The answer: be intimate with each other!

This is not marriage therapy or psychotherapy but intimacy counseling, a type of counseling that works on the marriage from the inside out. Most problems, hurt feelings or misunderstandings happen because people lack the closeness of intimacy in the marriage. When the intimate connection is gone or one spouse constantly feels rejected, then the other areas of the marriage begins to crumble. As human beings we crave touch, love, and intimate connection!

We may not always understand the lack of intimacy in our relationship. Some people will understand it and ask for it but most people will not. It is the one part of communication that I have realized as an intimacy counselor is lacking in marriage and that is asking to be touched. Human touch can be more healing than any words can ever be expressed. Couples can talk about their problems until they are blue in the face and never resolve them. Expressing deep pain, hurt and rejection through touching and exchanging of energy and love can mend a broken heart quicker than any words can.

When I work with my clients during intimacy counseling, I give them home assignments, and those assignments involve touching each other, kissing, hugging and connecting. Then we talk about the exercise at our next session, and so many times, simply having that connection once again with their partner will open doors to feelings that we once closed off.

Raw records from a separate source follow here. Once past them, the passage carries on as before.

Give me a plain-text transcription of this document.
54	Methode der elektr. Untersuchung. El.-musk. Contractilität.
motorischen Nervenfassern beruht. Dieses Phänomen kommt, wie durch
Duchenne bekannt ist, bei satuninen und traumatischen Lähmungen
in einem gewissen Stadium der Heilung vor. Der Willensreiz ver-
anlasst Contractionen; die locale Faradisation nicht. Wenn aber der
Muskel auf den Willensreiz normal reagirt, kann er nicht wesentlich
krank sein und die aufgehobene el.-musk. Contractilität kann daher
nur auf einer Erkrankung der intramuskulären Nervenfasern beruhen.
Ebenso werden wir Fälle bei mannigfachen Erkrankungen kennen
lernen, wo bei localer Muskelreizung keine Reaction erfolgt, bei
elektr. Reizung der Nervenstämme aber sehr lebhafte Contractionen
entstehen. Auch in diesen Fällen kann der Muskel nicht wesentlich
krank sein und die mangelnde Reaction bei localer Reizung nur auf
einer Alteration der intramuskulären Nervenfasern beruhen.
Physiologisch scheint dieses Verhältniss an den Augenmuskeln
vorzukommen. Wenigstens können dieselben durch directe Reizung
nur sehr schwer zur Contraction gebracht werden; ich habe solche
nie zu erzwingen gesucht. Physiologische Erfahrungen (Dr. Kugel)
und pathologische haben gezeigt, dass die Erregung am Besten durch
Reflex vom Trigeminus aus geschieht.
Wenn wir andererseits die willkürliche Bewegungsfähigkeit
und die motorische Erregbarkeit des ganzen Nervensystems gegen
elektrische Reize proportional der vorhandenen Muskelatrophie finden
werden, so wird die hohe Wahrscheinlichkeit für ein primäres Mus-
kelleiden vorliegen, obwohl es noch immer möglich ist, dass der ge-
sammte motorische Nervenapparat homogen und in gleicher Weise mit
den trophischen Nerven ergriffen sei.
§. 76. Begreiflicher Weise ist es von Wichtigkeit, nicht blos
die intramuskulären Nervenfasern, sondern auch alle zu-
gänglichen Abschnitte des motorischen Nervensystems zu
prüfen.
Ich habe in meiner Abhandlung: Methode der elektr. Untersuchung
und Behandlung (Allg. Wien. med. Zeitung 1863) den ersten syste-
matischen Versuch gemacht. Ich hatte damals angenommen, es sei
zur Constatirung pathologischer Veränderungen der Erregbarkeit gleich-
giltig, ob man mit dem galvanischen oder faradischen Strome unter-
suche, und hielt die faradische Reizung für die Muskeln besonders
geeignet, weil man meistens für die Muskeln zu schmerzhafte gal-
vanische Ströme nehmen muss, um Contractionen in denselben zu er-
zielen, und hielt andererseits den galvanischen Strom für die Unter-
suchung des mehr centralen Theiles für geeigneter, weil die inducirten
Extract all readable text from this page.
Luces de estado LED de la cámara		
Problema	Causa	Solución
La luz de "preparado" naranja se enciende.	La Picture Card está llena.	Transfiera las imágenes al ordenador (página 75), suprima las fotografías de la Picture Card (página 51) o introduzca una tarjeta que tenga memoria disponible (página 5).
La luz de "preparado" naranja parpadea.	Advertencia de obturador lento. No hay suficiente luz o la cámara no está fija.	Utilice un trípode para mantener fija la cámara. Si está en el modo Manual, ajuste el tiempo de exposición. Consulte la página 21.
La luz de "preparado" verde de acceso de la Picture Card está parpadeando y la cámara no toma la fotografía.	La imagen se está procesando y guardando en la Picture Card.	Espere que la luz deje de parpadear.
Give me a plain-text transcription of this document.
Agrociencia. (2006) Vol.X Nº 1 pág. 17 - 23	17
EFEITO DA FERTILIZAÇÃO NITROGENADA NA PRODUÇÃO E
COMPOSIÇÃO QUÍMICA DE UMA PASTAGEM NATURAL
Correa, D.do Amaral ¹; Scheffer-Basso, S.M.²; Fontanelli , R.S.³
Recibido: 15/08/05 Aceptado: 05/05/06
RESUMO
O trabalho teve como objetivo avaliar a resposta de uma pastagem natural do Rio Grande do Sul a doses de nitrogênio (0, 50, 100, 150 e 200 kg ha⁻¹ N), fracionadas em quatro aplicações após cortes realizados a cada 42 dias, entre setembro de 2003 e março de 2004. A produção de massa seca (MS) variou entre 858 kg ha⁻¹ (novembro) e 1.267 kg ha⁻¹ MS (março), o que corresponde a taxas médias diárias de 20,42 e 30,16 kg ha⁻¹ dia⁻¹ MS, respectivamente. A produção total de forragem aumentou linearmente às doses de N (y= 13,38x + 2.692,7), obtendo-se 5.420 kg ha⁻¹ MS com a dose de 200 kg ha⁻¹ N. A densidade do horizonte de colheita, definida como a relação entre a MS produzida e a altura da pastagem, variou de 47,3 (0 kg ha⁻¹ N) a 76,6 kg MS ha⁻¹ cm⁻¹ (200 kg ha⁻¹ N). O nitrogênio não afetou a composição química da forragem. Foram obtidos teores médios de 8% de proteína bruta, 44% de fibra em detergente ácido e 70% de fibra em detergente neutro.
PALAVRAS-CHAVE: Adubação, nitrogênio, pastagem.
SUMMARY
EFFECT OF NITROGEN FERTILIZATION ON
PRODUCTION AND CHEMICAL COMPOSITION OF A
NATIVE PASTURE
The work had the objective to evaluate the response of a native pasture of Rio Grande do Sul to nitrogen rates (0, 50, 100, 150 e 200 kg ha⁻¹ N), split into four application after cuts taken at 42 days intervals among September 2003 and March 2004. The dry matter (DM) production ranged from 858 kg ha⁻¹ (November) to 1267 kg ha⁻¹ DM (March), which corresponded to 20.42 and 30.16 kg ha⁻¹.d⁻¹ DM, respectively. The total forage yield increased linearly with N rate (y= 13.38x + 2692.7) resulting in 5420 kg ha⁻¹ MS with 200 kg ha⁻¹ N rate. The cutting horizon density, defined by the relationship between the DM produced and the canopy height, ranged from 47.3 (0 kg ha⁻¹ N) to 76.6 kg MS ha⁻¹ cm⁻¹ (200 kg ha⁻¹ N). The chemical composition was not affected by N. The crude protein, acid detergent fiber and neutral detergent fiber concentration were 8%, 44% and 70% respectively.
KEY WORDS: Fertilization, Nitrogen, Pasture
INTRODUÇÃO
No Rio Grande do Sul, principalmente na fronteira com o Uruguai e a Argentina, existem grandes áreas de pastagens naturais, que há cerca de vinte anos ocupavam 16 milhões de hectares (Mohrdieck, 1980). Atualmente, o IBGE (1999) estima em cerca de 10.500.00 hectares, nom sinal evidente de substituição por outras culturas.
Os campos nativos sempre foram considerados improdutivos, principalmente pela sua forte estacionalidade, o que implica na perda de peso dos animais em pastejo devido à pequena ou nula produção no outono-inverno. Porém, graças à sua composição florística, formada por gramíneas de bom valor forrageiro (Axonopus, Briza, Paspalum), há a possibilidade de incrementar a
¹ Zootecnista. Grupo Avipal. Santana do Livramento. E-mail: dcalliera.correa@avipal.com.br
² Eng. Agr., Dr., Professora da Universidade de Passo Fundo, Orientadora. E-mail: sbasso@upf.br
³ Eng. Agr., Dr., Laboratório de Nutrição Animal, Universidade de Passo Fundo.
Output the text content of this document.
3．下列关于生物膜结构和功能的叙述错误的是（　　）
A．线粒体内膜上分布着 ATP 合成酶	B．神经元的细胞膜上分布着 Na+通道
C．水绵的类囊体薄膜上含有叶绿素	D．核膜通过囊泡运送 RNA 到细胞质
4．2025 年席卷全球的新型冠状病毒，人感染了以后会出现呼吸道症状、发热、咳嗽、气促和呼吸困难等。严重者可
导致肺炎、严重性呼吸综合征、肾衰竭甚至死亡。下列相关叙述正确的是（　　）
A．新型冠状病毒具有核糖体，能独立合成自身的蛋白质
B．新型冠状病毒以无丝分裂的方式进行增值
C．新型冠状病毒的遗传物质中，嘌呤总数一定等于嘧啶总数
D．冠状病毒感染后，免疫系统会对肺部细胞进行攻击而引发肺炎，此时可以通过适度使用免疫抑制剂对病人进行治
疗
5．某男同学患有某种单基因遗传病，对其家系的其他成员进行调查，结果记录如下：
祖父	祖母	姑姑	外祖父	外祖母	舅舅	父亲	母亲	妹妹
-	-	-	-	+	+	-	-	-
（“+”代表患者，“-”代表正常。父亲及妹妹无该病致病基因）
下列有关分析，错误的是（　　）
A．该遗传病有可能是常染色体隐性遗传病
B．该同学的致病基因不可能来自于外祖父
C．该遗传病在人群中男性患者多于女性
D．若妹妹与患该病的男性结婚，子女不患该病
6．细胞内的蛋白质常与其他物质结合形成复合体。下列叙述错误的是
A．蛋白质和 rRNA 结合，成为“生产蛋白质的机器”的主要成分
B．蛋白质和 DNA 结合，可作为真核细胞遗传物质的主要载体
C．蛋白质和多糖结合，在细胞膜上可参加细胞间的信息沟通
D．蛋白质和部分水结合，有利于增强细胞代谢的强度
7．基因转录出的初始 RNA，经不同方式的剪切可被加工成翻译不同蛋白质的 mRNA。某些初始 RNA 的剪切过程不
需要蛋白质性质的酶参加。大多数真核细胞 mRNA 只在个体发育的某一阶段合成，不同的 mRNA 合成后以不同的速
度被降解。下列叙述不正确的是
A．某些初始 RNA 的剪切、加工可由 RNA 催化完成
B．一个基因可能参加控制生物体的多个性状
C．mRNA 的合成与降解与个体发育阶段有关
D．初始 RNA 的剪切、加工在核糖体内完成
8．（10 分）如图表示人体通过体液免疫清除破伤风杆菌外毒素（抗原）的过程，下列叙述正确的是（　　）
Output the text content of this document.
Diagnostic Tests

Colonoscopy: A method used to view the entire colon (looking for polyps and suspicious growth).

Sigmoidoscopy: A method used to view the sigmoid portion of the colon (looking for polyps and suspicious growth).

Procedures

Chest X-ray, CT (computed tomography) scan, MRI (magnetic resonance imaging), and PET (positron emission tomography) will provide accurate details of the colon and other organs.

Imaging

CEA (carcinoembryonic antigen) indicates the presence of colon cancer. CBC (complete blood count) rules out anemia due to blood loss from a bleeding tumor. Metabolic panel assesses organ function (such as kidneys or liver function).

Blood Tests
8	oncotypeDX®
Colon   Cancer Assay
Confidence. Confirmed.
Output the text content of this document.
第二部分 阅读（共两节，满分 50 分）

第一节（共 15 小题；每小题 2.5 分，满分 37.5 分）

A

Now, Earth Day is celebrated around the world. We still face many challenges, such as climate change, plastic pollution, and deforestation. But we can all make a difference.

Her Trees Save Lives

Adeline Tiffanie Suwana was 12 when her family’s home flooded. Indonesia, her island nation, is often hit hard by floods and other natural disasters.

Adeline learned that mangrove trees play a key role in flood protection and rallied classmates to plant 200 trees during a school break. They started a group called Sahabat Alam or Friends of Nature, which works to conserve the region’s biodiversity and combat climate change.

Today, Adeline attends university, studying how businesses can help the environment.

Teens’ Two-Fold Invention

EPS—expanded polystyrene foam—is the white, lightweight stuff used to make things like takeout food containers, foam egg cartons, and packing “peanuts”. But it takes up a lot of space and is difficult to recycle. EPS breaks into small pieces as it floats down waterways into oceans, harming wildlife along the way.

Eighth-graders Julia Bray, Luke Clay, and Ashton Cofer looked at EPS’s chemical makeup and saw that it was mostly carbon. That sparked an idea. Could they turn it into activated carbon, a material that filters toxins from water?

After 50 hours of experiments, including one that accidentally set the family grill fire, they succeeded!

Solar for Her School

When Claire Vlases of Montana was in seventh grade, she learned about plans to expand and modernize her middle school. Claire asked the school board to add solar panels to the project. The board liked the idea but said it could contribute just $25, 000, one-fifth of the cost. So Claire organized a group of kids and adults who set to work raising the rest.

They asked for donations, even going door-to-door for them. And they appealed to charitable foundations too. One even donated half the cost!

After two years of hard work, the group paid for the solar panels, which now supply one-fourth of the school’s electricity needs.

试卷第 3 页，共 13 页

As the assignments progress so does the level of intimacy, making time to work on the relationship. Relationships that are in trouble need to be worked on. This type of counseling is solution based, healing the relationship from the inside out. As technology increases, touch and intimacy decreases. I believe as an intimacy counselor this may be the new wave of helping couples to re-connect once again on a more passionate level in a world where communication has come down to a text or email, instead of a kiss, hug or intimate sex!